Photo/Illutration Prices of air conditioners and other electric appliances are rising due to higher costs for materials and transportation. (Asahi Shimbun file photo)

The consumer price index jumped by 2.8 percent in August from the same month last year, the steepest rise in 30 years and 11 months, the internal affairs ministry said Sept. 20.

It was the 12th straight month of increase and the fifth consecutive month of consumer prices surging by more than 2 percent.

Energy and food prices shot up due to the weakening yen and soaring material costs following Russia’s invasion of Ukraine.

Some mobile phone carriers introduced discount plans in August 2021. But the effects from the reduced fees wore off last month, further pushing up the CPI.

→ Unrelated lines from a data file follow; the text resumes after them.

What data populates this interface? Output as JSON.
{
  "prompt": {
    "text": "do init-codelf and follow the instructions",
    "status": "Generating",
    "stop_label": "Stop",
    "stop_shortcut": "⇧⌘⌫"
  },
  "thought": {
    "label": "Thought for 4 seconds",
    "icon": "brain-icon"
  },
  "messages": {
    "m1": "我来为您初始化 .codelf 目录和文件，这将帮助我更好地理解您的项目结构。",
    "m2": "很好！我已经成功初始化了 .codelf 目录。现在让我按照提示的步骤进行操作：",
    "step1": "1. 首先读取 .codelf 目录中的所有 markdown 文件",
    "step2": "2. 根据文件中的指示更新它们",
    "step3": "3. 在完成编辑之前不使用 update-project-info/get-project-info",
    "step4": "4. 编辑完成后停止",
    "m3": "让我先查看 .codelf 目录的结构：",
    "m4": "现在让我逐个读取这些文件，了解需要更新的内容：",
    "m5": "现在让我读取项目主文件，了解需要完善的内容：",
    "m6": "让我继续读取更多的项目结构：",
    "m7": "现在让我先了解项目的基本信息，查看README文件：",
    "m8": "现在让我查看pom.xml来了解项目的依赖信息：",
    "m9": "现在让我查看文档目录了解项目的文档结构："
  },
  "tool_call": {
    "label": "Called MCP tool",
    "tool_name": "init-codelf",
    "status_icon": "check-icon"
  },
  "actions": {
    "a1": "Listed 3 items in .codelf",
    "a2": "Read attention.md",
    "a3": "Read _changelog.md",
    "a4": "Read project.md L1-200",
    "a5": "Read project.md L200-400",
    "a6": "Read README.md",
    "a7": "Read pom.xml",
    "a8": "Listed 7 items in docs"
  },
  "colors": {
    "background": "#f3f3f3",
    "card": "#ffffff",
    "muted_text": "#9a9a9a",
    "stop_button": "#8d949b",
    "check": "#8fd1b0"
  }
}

Overall energy costs soared by 16.9 percent year on year, with electricity jumping by 21.5 percent and gas bills in urban areas rising by 26.4 percent.

Excluding perishables, food prices were up 4.1 percent, with fried chicken costing 9.4 percent more and fast-food hamburger prices up by 11.2 percent.

Excluding periods when the consumption tax rate was raised, the last time the CPI increased at this rate was in September 1991, right after the collapse of the asset-inflated economic boom that lasted for more than four years.

Unlike during the bubble economy, wage increases now are not keeping up with inflation, and the higher prices are weighing heavily on household budgets.

Inflation-adjusted real wage growth was up 1.1 percent in 1991 year on year, while it was down 1.3 percent in July this year, the fourth straight month of decline.